Solzhenitsyn’s Kick Against The Pricks
Convivium, 14 June 2018
As global soccer fans tune in to the sport’s World Cup in Moscow, Editor-in-Chief Father Raymond de Souza salutes the 40th anniversary of the great Russian writer Alexander Solzhenitsyn’s earth-shaking commencement speech at Harvard University.
The World Cup begins in Moscow today, and the eyes of the vast majority of the world’s sports fans will be turned to Russia for the next month. Somewhat immune from the attraction of a nil-nil thriller settled on penalty kicks, I offer in honour of Russia’s World Cup one of Russia’s greatest sons. Not Vladimir Putin.
I have written thousands of columns, but never one that asked readers to stop reading it – so that they might read something else.
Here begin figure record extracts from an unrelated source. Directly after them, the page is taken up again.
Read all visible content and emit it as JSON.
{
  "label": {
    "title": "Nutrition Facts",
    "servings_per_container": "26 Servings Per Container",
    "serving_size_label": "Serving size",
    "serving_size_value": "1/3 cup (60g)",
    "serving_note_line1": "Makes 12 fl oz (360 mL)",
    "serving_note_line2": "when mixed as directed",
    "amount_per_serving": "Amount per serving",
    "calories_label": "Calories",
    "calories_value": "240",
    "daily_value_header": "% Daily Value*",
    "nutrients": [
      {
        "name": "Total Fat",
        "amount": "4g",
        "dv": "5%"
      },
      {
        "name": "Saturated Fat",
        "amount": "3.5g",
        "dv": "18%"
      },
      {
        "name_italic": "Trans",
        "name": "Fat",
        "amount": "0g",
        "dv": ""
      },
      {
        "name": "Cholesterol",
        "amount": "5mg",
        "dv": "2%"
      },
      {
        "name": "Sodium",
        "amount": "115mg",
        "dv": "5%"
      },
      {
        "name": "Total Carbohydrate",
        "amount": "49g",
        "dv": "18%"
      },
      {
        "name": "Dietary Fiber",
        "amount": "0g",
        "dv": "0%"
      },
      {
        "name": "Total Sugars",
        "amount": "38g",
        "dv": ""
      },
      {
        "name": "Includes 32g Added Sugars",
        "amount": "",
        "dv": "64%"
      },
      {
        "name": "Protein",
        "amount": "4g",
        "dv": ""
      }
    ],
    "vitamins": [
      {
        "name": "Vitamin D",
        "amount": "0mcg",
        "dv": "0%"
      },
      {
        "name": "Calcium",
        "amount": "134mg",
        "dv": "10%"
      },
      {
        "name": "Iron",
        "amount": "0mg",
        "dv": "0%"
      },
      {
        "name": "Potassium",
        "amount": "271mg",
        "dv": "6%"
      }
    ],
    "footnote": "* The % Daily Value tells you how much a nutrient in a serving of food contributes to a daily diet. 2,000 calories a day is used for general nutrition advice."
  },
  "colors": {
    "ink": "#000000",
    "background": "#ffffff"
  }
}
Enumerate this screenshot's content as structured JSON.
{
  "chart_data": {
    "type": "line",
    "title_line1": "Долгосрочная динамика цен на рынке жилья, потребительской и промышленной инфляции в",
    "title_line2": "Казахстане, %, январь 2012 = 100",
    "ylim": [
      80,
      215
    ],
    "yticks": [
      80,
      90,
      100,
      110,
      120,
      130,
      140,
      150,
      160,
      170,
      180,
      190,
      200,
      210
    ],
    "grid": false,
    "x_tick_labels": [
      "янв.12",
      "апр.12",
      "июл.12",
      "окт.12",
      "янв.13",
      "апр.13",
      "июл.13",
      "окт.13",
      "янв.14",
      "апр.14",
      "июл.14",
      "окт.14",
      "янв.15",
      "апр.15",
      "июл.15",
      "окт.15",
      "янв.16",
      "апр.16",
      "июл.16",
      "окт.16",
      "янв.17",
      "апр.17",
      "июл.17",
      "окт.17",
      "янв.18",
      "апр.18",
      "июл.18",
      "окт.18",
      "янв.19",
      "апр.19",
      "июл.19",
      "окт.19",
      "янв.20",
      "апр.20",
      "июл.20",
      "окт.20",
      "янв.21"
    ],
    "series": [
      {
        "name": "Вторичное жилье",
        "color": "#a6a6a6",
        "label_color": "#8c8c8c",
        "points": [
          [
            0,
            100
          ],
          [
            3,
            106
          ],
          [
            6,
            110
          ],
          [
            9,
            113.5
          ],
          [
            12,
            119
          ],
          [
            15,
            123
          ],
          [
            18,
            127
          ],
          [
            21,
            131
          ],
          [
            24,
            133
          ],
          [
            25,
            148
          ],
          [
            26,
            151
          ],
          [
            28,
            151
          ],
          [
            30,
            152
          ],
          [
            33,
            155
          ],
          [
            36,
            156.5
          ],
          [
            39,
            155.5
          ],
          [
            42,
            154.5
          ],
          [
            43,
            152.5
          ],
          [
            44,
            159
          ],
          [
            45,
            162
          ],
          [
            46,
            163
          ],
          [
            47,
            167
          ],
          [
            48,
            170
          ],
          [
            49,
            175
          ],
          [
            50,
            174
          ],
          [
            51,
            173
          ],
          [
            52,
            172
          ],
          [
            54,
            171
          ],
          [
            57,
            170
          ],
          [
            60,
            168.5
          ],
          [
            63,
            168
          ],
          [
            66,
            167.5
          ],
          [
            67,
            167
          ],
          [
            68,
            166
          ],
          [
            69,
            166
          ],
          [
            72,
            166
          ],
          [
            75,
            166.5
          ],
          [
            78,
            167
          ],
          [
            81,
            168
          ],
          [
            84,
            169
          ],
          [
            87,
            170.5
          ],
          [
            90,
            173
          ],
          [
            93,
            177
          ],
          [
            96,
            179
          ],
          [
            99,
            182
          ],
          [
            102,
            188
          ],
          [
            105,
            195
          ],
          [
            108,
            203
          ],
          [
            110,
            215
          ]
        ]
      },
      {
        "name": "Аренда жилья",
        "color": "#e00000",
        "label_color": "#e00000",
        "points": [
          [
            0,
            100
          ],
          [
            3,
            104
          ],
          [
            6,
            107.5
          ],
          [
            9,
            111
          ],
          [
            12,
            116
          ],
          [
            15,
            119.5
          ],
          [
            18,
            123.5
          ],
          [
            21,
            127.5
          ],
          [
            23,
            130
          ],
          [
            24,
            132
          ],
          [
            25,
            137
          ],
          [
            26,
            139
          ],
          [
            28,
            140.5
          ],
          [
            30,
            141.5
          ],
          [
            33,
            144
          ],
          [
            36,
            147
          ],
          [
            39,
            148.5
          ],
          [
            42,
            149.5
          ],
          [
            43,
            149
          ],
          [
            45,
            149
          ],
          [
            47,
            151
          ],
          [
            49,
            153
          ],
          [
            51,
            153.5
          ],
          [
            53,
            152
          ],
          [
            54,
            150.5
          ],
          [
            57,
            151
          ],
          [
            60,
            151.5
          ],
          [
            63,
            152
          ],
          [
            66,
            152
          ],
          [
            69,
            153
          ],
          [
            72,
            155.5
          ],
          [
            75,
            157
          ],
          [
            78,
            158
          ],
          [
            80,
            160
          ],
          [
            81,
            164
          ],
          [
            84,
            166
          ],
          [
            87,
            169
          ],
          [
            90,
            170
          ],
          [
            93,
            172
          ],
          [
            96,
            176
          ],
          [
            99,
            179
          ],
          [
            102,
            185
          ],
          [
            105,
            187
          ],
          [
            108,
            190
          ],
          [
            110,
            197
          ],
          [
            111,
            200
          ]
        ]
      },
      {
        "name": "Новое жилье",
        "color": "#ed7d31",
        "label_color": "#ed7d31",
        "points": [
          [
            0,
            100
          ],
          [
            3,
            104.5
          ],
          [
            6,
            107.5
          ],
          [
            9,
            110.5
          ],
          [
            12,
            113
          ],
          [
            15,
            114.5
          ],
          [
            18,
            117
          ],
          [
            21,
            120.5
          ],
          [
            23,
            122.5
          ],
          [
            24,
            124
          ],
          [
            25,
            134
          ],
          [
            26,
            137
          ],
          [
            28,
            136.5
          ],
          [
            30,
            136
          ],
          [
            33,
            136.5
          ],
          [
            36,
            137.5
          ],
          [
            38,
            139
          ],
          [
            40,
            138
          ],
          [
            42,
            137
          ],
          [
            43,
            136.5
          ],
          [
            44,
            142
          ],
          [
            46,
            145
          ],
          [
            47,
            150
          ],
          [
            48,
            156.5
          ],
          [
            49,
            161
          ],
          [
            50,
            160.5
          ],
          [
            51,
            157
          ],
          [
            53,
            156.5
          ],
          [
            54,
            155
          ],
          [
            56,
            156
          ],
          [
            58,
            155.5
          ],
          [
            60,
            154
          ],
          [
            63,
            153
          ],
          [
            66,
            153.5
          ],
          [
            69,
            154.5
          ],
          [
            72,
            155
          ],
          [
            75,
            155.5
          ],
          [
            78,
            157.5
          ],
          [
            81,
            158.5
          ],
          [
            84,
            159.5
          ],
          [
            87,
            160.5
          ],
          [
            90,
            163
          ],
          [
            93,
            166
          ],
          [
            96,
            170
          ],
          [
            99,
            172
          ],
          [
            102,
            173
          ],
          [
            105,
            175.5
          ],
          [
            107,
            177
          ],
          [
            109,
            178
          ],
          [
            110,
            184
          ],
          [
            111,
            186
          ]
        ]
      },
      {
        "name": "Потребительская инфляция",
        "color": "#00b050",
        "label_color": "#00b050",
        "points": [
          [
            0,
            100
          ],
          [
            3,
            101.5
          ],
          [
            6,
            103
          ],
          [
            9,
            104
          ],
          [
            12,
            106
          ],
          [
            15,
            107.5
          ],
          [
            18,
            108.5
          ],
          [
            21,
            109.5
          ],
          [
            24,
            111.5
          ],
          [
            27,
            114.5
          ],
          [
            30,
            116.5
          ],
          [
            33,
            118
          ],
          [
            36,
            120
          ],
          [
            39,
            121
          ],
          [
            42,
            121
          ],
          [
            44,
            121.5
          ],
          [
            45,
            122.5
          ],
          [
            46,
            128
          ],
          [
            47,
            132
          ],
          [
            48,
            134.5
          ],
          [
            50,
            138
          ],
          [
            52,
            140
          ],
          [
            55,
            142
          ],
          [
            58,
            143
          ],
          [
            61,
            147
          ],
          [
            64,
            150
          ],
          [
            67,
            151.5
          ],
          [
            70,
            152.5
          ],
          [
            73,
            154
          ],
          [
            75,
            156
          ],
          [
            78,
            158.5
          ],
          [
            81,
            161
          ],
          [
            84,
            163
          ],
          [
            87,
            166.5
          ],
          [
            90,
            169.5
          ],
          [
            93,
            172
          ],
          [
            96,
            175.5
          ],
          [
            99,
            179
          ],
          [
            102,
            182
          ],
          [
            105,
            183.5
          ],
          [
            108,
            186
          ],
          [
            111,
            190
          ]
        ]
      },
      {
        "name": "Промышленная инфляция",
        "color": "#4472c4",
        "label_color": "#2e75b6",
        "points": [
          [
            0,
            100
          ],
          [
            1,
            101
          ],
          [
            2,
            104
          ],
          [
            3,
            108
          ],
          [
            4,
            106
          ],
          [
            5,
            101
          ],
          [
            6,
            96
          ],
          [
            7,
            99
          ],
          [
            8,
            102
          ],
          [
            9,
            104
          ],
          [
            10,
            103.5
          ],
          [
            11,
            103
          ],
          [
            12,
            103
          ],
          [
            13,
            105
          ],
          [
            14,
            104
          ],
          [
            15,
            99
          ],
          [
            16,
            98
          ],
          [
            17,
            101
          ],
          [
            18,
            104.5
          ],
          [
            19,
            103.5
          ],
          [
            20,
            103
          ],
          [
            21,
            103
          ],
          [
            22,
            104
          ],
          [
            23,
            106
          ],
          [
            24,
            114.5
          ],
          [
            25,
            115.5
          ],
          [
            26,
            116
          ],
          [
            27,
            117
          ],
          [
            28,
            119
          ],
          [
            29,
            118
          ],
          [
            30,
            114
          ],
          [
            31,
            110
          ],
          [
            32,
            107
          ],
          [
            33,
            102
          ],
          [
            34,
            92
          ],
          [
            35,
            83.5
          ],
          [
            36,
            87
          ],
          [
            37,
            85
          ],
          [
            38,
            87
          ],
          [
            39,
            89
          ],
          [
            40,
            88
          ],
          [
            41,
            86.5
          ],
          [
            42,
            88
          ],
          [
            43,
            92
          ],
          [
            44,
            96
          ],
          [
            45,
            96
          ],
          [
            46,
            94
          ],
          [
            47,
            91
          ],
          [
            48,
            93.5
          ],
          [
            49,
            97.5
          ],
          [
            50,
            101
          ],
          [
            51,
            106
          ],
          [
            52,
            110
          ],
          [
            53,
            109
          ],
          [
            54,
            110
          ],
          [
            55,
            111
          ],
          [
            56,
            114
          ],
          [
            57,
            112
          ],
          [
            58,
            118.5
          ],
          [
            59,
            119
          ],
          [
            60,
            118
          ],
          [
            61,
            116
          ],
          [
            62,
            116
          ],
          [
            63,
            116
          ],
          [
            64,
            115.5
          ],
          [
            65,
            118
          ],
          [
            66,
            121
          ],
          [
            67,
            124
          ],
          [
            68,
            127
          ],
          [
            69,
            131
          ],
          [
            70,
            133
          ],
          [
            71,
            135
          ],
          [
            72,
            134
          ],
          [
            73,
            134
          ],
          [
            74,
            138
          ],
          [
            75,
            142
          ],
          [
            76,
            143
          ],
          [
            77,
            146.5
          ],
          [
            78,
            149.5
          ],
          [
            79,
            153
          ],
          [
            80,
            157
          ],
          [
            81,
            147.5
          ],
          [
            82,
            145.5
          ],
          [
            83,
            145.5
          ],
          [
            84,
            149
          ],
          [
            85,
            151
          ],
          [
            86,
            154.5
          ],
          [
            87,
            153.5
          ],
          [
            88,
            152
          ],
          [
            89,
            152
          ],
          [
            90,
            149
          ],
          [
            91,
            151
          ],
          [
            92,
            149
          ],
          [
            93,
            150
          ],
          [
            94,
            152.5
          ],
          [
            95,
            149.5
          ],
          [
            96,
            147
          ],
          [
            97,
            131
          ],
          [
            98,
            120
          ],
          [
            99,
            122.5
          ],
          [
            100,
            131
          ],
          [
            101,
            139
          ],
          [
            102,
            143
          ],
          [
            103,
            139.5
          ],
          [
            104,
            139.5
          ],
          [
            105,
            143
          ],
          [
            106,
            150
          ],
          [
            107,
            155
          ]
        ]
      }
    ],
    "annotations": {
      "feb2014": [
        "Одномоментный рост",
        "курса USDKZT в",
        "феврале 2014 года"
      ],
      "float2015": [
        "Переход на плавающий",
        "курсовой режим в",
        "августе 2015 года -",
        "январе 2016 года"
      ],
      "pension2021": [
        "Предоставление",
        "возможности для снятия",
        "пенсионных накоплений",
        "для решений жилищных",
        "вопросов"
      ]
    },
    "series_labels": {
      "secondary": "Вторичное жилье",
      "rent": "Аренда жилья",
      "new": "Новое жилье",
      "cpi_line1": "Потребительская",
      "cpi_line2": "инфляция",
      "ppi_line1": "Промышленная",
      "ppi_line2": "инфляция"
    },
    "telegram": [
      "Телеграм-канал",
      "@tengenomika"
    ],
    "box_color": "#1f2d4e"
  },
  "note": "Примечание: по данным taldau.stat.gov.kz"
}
But on the fortieth anniversary of Alexander Solzhenitsyn’s 1978 commencement address at Harvard, it would seem a bit pretentious to ask readers to read me instead of him.
You can find the text as printed in the Harvard Magazine in 1978, or in a more reader-friendly form at Orthodoxy Today.
Solzhenitsyn was a Russian novelist whose mastery of the art had him spoken of as another Dostoevsky, certainly one of the greatest writers of the 20th century. He won the Nobel Prize for Literature in 1970, but did not go to collect the prize, as he feared he would not be allowed back into the Soviet Union.
In 1974, as The Gulag Archipelago appeared, he was exiled from the Soviet Union and instantly became one of the most famous anti-communist voices the world over.
He moved about from Germany to Switzerland, and then to Stanford University before settling in relative obscurity in Cavendish, Vermont in 1976.
In 1978, Harvard scored a major coup. Solzhenitsyn agreed to accept an honorary doctorate of letters, and to be the commencement speaker. His speech on 8th June 1978 were his first public remarks since coming to live in the United States.
In the past decades, the legalistic selfishness of the Western approach to the world has reached its peak and the world has found itself in a harsh spiritual crisis and a political impasse.
It was a moment of major historical drama, the great dissident novelist at the great American university during the Cold War. He then delivered the most memorable commencement address in history, what Christian philosopher and apologist Peter Kreeft – who was present for the address – would call “one of the most important speeches in the history of our civilization.”